Im Zustand des Gleichgewichts zeigt sich demgegenüber die wahre Welt in ihrer ganzen Ruhe, Ausgeglichenheit und Schönheit, und wir sind ein Teil von dieser Welt. In der Balance werden wir nicht gestört und beunruhigt.

Vers 8
Die Wirklichkeit dieser Welt lässt sich rein intellektuell nicht beweisen und auch nicht verneinen. Deshalb hat Gautama Buddha die Frage, ob wir die Existenz der Welt mit dem Verstand erfassen können, als unsinnig beiseite gelassen.

Im Buddhismus ist es klar, dass es eine Einheit zwischen Körper und Geist gibt, und ein isolierter Geist kann die wahre Existenz oder das Gegenteil überhaupt nicht erfassen.

Vers 9
Die im Kapitel 1 genannte Vierfache Wahrheit manifestiert sich im Gleichgewicht und in Ruhe. Sie ist nicht außergewöhnlich und erfreulich. Was nicht gesehen werden konnte, wird sichtbar werden.

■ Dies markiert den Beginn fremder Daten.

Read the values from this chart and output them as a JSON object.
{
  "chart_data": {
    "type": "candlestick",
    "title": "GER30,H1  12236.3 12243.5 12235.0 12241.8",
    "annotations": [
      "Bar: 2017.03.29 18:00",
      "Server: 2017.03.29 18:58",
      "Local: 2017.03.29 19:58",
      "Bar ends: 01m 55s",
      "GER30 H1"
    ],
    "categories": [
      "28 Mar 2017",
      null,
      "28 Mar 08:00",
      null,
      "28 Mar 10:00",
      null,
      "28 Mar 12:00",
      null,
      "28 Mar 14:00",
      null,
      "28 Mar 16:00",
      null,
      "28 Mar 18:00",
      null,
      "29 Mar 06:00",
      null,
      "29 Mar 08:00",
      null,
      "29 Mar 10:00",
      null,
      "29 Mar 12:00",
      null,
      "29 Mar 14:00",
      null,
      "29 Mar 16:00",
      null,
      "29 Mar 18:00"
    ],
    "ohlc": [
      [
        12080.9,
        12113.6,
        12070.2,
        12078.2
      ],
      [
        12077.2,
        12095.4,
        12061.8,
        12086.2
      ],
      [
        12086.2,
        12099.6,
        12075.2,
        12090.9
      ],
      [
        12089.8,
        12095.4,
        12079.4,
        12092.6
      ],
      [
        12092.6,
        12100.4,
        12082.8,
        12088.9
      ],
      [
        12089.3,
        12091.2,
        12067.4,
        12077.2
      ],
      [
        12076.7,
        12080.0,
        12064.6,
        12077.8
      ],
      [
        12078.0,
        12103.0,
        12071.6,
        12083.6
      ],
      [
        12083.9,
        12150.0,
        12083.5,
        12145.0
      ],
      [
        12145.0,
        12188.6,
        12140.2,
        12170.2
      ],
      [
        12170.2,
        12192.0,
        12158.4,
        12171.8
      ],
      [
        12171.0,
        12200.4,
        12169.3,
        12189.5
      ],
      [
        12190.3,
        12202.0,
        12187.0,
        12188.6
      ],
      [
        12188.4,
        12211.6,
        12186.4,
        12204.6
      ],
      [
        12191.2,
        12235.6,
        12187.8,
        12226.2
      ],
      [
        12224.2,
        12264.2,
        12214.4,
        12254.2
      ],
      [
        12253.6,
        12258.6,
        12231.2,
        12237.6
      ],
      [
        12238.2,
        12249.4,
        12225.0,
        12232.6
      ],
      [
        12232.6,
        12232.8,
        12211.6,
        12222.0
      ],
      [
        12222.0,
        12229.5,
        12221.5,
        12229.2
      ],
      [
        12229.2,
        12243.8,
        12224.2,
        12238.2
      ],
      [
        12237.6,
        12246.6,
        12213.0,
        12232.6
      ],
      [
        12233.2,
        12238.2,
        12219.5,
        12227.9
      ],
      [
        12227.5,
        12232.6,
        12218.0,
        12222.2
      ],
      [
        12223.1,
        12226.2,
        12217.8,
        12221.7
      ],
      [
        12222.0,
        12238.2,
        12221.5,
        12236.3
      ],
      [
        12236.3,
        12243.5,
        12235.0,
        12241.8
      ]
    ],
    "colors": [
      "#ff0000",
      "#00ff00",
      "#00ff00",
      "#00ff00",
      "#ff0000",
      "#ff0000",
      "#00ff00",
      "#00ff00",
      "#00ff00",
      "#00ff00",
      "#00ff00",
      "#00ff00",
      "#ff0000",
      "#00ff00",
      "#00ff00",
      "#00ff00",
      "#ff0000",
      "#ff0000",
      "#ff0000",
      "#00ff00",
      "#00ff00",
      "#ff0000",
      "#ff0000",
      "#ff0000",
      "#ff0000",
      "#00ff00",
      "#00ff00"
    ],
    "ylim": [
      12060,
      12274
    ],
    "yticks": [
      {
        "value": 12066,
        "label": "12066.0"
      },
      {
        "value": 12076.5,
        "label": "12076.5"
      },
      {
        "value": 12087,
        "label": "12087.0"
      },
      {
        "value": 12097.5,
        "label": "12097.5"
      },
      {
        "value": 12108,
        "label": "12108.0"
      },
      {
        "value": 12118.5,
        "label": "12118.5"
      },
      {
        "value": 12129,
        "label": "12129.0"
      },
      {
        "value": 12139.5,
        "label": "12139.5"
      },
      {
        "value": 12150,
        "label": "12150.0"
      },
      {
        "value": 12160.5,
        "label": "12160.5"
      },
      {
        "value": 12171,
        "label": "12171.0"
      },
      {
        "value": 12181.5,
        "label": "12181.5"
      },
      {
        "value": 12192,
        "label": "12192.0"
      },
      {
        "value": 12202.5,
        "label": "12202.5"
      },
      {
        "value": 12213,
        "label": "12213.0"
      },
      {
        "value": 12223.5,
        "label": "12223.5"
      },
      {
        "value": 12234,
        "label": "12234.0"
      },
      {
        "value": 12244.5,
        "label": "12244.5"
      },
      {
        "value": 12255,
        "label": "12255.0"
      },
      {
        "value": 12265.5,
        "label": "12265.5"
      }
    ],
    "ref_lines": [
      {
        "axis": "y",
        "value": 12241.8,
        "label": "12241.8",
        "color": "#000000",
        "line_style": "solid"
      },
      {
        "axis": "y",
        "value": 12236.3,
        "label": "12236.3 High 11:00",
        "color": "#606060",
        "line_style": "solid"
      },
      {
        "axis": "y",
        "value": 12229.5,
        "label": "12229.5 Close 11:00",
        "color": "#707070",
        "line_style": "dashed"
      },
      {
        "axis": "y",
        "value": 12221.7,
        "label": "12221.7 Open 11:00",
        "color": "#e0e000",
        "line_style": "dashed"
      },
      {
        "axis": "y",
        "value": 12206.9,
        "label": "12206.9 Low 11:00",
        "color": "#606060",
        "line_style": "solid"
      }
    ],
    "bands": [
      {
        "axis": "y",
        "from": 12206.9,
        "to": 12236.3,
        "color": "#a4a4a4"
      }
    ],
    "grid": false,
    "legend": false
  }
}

Die ursprüngliche Existenz gibt es wirklich, sie kann nicht durch etwas anderes verändert werden. Sie hat ihre eigenen Charakteristika der Wirklichkeit: Die Wirklichkeit der Welt ist so, wie sie ist

Vers 10
In dieser Welt hat jedes einzelne Ding seine besondere und eigene Existenz und setzt sie ohne Unterbrechung fort. Es kann niemals identisch mit etwas anderem sein. Im gleichen Sinne hat jeder Augenblick eine eigene Entität und unterscheidet sich vom anderen.

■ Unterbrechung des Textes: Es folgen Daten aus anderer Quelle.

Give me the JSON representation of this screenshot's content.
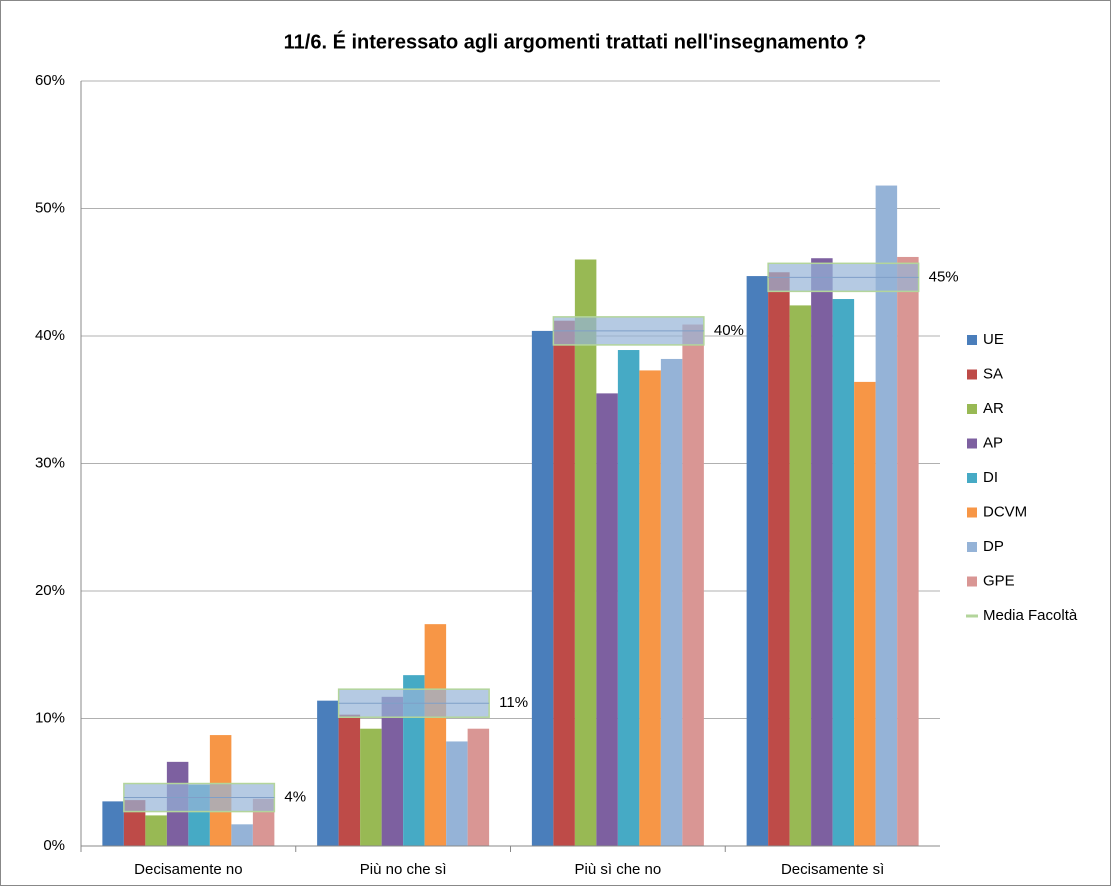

Ohne die vollständige Trennung jedes Augenblicks vom anderen kann die Ewigkeit nicht existieren.

Vers 11
Diese Welt hat nicht mehr als ein Ziel und hat nicht mehrere Ziele. Sie ist niemals unterbrochen und niemals ewig.

Solche Sichtweisen könnten die Wirklichkeit nicht angemessen erklären.

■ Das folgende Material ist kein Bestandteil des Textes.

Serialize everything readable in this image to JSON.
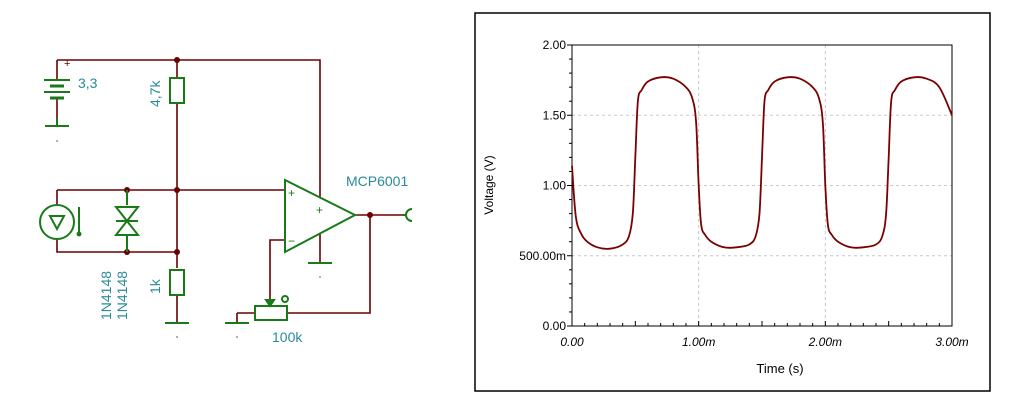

Nagarjuna sagt hier, dass die wirkliche Welt nicht den Göttern gehört. Das Universum ist nichts Übernatürliches: das sagen alle Buddhas.

Vers 12
Die Idee der Atman – Seele gibt es nicht bei denen, die Buddhas genannt werden und auch nicht bei denen, die Shravakas (direkte Schüler und Hörer Buddhas) genannt werden.

Auch bei den Buddhas, die aus sich selbst erwacht sind, wird das Problem der Atman – Seele als theoretisch angesehen.

Nagarjuna zählt hier also die drei in den frühen Sutras genannten Formen der Heiligen und Erwachten auf: die Buddhas selbst, die von ihnen unmittelbar Lernenden und die aus sich selbst Erwachten.